A Jordanian official said Talabani was driven immediately from Amman airport to the specialist King Hussein Medical Centre.
A close aide to the Iraq president denied media reports he had suffered a heart attack. "It's a lie. He is exhausted, he's very tired, he had a very long week in Sulaimaniya meeting with party leaders," the aide told Reuters.
Iraqi Deputy Prime Minister Barham Salih told Reuters in Baghdad that Talabani was suffering from low blood pressure.

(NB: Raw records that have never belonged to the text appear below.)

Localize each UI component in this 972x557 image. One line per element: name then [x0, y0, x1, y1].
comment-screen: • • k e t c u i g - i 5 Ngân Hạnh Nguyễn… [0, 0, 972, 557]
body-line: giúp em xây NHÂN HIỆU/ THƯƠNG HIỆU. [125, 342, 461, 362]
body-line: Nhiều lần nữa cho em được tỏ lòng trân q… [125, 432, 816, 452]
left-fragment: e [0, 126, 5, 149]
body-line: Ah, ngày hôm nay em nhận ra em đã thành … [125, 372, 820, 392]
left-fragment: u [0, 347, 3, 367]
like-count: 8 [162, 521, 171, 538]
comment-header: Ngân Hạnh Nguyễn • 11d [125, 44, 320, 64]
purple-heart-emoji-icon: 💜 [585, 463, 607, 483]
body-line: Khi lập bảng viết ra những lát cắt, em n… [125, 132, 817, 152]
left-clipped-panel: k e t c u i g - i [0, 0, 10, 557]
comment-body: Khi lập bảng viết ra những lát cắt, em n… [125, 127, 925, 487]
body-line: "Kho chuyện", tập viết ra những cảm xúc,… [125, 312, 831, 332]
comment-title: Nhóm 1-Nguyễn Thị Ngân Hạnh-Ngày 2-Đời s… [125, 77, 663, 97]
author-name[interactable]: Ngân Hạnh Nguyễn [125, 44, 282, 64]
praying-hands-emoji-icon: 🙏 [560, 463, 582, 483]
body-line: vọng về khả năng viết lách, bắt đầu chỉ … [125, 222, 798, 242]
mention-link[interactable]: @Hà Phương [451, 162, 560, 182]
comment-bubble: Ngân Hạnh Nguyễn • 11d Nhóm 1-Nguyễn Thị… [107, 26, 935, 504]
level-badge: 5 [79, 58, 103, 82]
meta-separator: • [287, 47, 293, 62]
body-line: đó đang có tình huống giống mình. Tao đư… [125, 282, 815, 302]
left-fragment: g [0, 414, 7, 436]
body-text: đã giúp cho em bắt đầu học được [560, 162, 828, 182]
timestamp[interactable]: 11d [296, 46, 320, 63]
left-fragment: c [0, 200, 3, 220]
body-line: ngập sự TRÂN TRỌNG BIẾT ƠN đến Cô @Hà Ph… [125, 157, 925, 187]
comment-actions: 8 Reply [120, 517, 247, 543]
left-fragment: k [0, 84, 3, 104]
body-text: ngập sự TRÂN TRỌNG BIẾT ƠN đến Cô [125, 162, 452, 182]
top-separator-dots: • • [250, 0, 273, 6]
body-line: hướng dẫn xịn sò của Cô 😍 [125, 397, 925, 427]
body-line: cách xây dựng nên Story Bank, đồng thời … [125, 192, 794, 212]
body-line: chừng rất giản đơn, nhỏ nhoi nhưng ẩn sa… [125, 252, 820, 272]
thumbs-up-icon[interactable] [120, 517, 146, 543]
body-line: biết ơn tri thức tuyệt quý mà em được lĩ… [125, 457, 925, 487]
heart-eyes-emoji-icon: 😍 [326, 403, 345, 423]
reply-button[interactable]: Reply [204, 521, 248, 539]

"He had a drop in blood pressure. Doctors said he needs further tests," said Salih, a Kurd who is close to the president, a former Kurdish guerrilla leader in his early 70s.
A statement issued by Talabani's office said: "There is no cause for concern," but gave no details of his illness.
"Because of his hard work in past days, President Jalal Talabani has become ill and the doctors advised him to take some tests and now he is on his way to Jordan," the statement said.
"This morning he woke up and he felt very tired. The doctor checked him up and didn't find anything wrong. But Sulaimaniya doesn't have all the technology and he is the president so the doctor convinced him to do further tests," he said, adding that Talabani was on his feet when he went to the airport.
Talabani's post is largely ceremonial but he is an influential political figure with close links to Washington.
On Saturday, Talabani met US ambassador Zalmay Khalilzad in the autonomous region of Kurdistan in northern Iraq and held a joint news conference with Kurdish regional President Masoud Barzani.
Talabani heads the secular, socialist Patriotic Union of Kurdistan (PUK), one of two parties that dominate the Kurdish enclave that broke away from Baghdad's control after the 1991 Gulf war.
A former guerrilla leader who fought Saddam Hussein for years, Talabani capped a life dedicated to the Kurdish cause by becoming Iraq's first Kurdish head of state.
Born in 1933, Talabani has spent most of his life fighting for independence for Kurds. He is known affectionately among Kurds as Mam, or uncle.